La reparación suele quedar descartada cuando el pinchazo está en el flanco o en el hombro, cuando se ha circulado mucho tiempo con poca presión o cuando hay cortes, deformaciones y daños internos. Un kit antipinchazos sirve como solución temporal para llegar a un lugar seguro, no como reparación definitiva.
Después de un pinchazo, yo no me conformaría con que la rueda vuelva a mantener el aire. La pregunta importante es si la carcasa ha conservado su resistencia. Esa comprobación solo puede hacerla correctamente un taller especializado.
¿Es mejor cambiar dos neumáticos o los cuatro?
Si solo dos neumáticos están desgastados, lo habitual es sustituir el par del mismo eje para mantener un comportamiento equilibrado. No conviene mezclar neumáticos con diferencias grandes de dibujo, edad o características en un mismo eje.
Cuando se montan dos neumáticos nuevos, muchos fabricantes y talleres recomiendan colocarlos en el eje trasero, aunque el coche sea de tracción delantera. La razón es que conservar más agarre detrás ayuda a reducir el riesgo de sobreviraje y pérdida de control en agua. Aun así, hay que seguir las indicaciones del fabricante del vehículo y comprobar el estado de las cuatro ruedas.
En vehículos con tracción integral, la diferencia de diámetro entre neumáticos puede afectar al sistema de transmisión. En estos casos, el manual puede exigir cambiar los cuatro o mantener una diferencia máxima de desgaste, por lo que no tomaría la decisión solo mirando el precio de dos unidades.
También es importante que los neumáticos del mismo eje compartan medidas, índices de carga y códigos de velocidad compatibles. Un modelo distinto puede ser técnicamente válido, pero mezclar diseños muy diferentes puede alterar la respuesta del coche sobre lluvia o en frenadas de emergencia.
Qué revisar antes de comprar el siguiente juego
La medida correcta aparece en el flanco y en la documentación del vehículo, por ejemplo 205/55 R16 91V. El primer número indica la anchura, el segundo el perfil, la letra identifica la construcción radial, el diámetro aparece en pulgadas y los últimos códigos señalan carga y velocidad.
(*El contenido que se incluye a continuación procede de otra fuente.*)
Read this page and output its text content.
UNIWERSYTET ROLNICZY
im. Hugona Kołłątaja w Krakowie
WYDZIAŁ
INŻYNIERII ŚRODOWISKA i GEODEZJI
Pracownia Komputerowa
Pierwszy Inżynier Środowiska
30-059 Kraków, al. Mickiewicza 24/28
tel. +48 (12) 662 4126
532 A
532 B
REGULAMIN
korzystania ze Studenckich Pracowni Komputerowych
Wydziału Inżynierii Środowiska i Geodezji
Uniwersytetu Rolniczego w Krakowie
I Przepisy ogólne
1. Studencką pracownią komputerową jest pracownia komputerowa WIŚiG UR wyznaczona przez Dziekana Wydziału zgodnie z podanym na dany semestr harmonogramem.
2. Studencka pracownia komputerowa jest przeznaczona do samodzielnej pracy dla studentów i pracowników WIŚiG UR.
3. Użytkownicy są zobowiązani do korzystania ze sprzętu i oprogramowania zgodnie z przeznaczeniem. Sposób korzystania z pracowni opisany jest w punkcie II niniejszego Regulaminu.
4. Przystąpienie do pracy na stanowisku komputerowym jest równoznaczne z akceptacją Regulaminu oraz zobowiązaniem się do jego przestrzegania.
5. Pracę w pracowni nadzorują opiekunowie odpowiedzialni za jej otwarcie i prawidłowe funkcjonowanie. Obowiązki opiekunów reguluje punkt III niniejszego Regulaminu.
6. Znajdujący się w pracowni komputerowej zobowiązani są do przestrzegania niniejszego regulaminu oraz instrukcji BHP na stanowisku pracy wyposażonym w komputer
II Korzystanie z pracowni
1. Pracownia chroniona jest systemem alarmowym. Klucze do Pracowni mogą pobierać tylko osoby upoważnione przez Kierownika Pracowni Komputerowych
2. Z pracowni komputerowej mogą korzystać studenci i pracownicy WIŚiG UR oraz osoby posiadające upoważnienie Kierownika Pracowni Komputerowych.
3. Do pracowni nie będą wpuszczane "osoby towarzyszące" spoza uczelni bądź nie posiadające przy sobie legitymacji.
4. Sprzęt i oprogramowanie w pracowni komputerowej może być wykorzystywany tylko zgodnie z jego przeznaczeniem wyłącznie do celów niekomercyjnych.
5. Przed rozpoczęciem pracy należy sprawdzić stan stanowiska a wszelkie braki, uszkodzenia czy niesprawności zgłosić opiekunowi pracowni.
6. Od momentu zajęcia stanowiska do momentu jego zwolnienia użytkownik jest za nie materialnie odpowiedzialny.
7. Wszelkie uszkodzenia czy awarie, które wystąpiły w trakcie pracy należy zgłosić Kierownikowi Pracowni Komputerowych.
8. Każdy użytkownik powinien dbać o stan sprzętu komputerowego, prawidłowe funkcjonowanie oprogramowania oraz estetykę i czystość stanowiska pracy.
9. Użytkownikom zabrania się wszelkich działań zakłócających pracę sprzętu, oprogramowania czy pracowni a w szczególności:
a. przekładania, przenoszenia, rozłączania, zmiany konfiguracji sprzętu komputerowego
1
No elegiría un neumático únicamente por ser el más barato. En una medida habitual como 205/55 R16 pueden encontrarse ofertas desde unos 50 euros por unidad, mientras que gamas medias y premium pueden superar los 100 o 150 euros. Hay que sumar montaje, equilibrado, válvulas, gestión del neumático usado y, si hace falta, alineación.
La etiqueta europea permite comparar el rendimiento en frenada sobre mojado, la eficiencia energética y el ruido exterior. En un coche eléctrico o híbrido pesado, comprobar el índice de carga y la resistencia a la rodadura es especialmente importante, porque el peso y el par instantáneo pueden acelerar el desgaste.
Para alargar la vida útil, revisaría la presión una vez al mes y antes de un viaje largo, siempre en frío. La presión adecuada aparece normalmente en el marco de la puerta, la tapa del combustible o el manual, y debe ajustarse a la carga del coche, no a una cifra genérica escrita en el neumático.
Una revisión sencilla evita cambiar antes de tiempo
La mejor rutina consiste en mirar las cuatro ruedas una vez al mes, comprobar la presión y medir el dibujo cuando el desgaste se acerque a 3 mm. Después de un golpe, una vibración nueva o una pérdida de aire, la revisión debe hacerse sin esperar a la próxima revisión del vehículo.
Mi criterio es sencillo: cambiar antes del límite legal, no antes de que sea necesario. Un neumático cuidado puede durar muchos kilómetros, pero ninguna cifra de kilometraje compensa seguir usando una cubierta envejecida, dañada o incapaz de evacuar agua con seguridad.